The Conflict: Numbers Don’t Add Up
Here’s the thing: keeping the books balanced is more than just a formality. It’s the difference between running a smooth operation and spiraling into a mess that’ll have you scrambling when the Cannabis Control Division (CCD) knocks on your door. When product starts disappearing into the ether—whether it’s due to a bad shipment, theft, or plain old incompetence—you’ve got a serious problem.
Maybe you didn’t catch that one miscount in the last shipment. Maybe someone didn’t flag an expired product, now you’re either stuck with it or worse, you sell it by accident and now you got a pissed off customer.
Or maybe you put all your faith in your inventory system, but one day you realize half the inventory you thought you had is either missing or expired. You’re already on terms, so no one’s letting stack POs. That’s when the walls starts closing in.
How to Get It Right: Some Straightforward Tips
So how do you keep it from going off the rails? How do you run inventory like a pro? The secret is in doing the small things, every day, without fail.
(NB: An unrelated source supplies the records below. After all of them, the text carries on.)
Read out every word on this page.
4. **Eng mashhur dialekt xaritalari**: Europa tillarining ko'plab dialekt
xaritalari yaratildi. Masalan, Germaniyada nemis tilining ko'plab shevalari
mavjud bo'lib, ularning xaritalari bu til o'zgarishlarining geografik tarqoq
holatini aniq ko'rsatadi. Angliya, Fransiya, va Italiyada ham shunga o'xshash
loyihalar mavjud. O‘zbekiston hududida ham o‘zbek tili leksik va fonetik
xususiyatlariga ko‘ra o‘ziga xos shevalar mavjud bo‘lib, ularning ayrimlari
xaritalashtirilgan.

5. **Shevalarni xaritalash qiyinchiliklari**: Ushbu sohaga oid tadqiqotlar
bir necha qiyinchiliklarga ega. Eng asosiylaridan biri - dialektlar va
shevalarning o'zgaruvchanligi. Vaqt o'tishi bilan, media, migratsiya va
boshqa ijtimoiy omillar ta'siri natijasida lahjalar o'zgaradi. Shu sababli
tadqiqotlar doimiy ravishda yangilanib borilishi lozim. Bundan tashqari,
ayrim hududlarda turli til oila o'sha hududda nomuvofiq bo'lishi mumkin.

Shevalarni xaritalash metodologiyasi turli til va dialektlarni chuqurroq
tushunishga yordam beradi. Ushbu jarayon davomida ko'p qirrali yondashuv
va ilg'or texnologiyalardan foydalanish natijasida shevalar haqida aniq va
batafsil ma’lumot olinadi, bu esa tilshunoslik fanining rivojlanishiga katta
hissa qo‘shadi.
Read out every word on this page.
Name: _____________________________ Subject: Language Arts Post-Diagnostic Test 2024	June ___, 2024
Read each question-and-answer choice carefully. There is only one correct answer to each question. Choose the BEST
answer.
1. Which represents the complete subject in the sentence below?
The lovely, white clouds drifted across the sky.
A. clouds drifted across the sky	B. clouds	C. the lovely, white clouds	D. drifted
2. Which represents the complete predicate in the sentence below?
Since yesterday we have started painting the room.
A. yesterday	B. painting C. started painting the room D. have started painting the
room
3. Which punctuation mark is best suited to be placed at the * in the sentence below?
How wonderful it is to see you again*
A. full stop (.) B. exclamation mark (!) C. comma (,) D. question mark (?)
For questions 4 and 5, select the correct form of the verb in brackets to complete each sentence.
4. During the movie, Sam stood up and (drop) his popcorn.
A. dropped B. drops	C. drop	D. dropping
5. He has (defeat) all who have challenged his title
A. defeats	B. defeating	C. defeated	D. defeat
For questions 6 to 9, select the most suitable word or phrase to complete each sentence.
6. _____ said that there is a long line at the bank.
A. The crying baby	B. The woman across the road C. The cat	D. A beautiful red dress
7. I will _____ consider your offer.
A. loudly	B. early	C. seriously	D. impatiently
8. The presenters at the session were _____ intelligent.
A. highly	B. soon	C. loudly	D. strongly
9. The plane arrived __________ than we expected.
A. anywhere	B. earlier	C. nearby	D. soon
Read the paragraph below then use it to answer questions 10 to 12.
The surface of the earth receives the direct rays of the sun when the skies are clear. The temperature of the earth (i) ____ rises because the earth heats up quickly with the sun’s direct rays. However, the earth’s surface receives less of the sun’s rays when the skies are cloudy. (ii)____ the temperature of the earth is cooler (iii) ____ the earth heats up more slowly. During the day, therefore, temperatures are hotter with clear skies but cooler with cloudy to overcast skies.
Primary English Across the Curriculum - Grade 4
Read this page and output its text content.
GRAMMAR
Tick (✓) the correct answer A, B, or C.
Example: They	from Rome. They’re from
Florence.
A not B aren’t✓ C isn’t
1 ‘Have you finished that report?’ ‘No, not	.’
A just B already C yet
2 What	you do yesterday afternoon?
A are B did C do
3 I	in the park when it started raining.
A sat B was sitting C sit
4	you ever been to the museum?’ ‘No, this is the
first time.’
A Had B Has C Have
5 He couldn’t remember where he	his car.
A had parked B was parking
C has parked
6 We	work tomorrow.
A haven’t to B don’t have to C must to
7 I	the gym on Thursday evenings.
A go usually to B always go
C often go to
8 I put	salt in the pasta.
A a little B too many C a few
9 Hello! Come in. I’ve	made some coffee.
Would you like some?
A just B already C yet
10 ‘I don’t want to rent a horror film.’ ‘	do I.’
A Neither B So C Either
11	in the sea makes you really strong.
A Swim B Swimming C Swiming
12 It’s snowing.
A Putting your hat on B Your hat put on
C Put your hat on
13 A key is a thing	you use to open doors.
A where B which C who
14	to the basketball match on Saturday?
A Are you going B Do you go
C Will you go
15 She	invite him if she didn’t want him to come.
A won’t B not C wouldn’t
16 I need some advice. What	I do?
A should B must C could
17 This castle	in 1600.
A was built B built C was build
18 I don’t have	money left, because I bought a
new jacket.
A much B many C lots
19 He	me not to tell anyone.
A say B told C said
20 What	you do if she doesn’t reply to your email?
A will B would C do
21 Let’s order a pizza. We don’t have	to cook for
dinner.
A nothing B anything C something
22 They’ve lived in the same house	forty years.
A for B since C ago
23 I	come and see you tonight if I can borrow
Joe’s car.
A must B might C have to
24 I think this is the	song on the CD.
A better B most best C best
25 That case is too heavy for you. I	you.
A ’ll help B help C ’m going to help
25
1. Assign Unique Product Names
Forget calling everything “1g vape.” That’s lazy, and it’s a fast track to losing track of what you’ve got. Give every SKU its own identity. Know what’s on the shelf, not just by name, but by potency, batch number, and strain. Your staff should be able to recognize it without a second guess.
2. Use FIFO (First In, First Out)
It’s a classic move for a reason: First In, First Out. Old stock should always go first. It keeps things fresh and makes sure you’re not getting stuck with dead inventory or products that are about to expire. The worst thing you can do is sit on a mountain of old product while the new stuff keeps rolling in.
3. Cycle Counts – Morning, Midday, and Night
Counting stock sounds like grunt work, but it’s probably one of the most important things you can do besides cleaning during down time. Do it in the morning, again mid-shift, and after closing. If that sounds like too much, just wait until CCD shows up for an audit and asks why your inventory doesn’t match what’s in the system.
4. Organization: Your Inventory Is Like a Bookcase
Picture your inventory like a bookcase, every product with its own spot, neatly labeled, easy to find. This is where labeling and signs come in handy. It’s simple but crucial. If your inventory is a mess, don’t expect to get the counts right.
5. Check the Manifest & Expiration Dates
When shipments come in, it’s your chance to make sure nothing’s off. Check every item against the manifest, verify the expiration dates, and reject anything that doesn’t line up. You don’t want to be the guy stuck with expired product that you can’t sell. And by the way, anything within 120 days of expiring? Don’t even touch it.
6. Quarantine and Quality Control
Set aside a space for quarantined or expired products. Keep them separate, clearly marked, and never let them mix with the active stock. Also, vet your vendors. A bad batch from a sketchy supplier can throw your whole operation into chaos, and you’ll be left holding the bag.
7. Track Everything Like It’s Gold
Invest in barcoding or RFID technology. Track every movement of your product from the moment it arrives to the moment it leaves. Theft, loss, shrinkage—it all happens in between, and if you don’t have a way to track it, you’ll never know where the problem is.
When You Don’t Keep It Together
When you don’t manage inventory right, the impact is brutal. Lost revenue, missed sales, overstock of products that die on the shelf, and regulatory fines that could bury your business. The CCD doesn’t care if you “thought” everything was in order. They care about hard facts—what’s in your system versus what’s on your floor. And the moment those two things don’t match up, you’re in for a long day.
Remember, keep it simple, make sure the counts right, and have daddy’s money ready; the rest is fun.